Citibank (NYSE: C) Slapped with $600,000 Fine from Financial Industry Regulatory Authority

Citibank (NYSE: C) has been assessed a $600,000 fine to settle claims from the Financial concerning supervision over certain derivative transactions that allowed some foreign clients to avoid paying taxes on dividends.

The Financial Industry Regulatory Authority (FINRA) stated that Citigroup failed its duty to supervise trades and swaps of derivatives between 2002 and 2005.

Susan Merril, FINRA’s chief enforcement officer, said “Citigroup’s inadequate supervision resulted in improper trading.” Merril continued, “Increasingly complex trading strategies must be governed by supervision that is equally sophisticated.”
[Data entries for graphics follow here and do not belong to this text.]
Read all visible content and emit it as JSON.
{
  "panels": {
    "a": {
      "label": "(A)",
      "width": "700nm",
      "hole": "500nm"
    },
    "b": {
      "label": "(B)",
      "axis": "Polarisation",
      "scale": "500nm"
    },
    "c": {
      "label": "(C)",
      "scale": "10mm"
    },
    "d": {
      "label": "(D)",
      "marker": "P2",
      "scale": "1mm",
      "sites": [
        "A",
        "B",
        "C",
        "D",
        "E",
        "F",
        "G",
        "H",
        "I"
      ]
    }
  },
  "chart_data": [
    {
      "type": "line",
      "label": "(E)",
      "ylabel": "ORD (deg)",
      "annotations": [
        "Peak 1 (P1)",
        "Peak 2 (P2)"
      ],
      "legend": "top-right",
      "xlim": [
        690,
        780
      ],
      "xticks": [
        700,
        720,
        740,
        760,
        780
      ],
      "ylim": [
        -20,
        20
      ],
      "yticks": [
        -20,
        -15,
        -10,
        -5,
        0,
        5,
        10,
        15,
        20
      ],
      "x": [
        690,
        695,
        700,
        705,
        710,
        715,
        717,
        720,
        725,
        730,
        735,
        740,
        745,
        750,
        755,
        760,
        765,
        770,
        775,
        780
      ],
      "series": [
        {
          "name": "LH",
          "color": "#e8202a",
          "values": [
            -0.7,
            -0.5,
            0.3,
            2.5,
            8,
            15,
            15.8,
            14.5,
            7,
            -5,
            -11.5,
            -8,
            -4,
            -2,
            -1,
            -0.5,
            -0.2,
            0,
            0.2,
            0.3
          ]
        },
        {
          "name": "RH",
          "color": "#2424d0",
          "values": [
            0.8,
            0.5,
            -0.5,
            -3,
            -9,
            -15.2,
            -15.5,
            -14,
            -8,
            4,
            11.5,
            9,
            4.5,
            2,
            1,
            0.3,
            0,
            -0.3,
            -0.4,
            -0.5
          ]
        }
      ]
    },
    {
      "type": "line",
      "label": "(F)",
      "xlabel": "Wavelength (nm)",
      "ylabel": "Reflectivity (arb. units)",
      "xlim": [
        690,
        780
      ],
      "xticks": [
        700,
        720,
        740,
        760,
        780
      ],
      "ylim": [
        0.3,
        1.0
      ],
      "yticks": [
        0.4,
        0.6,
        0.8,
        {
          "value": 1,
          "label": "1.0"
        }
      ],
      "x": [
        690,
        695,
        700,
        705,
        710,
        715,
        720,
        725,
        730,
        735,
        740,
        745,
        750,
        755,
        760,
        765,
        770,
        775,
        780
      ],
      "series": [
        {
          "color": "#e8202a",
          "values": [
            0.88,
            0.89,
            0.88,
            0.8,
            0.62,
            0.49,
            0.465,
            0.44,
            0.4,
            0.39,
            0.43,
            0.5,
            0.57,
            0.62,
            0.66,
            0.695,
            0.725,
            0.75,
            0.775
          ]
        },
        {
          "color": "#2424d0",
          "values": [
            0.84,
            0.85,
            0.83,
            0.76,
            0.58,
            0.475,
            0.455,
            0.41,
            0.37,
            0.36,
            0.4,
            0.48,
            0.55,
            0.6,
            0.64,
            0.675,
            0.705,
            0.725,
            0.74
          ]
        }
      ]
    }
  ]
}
The U.S. Senate weighed in on the issue by creating a new inquiry concerning Wall Street. Specifically, the inquiry alleged that some firms were involved in manipulating derivatives and stock-loans to give clients a means of avoiding hundreds of millions of dollars in taxes.

Citibank moved to provide the IRS with full disclosure concerning the allegations and paid $24 million for the years of 2003 to 2006, according to the Senate’s Permanent Subcommittee on Investigations. “We are pleased to have this matter resolved,” said Citibank spokeswoman Danielle Romero-Apsilos said in an e-mailed statement.

This development is part of an ongoing effort by the federal government’s attempt to crack down on tax evasion in hopes of lessening the increasing budget deficits that have come as a result of excessive spending and declining tax revenues.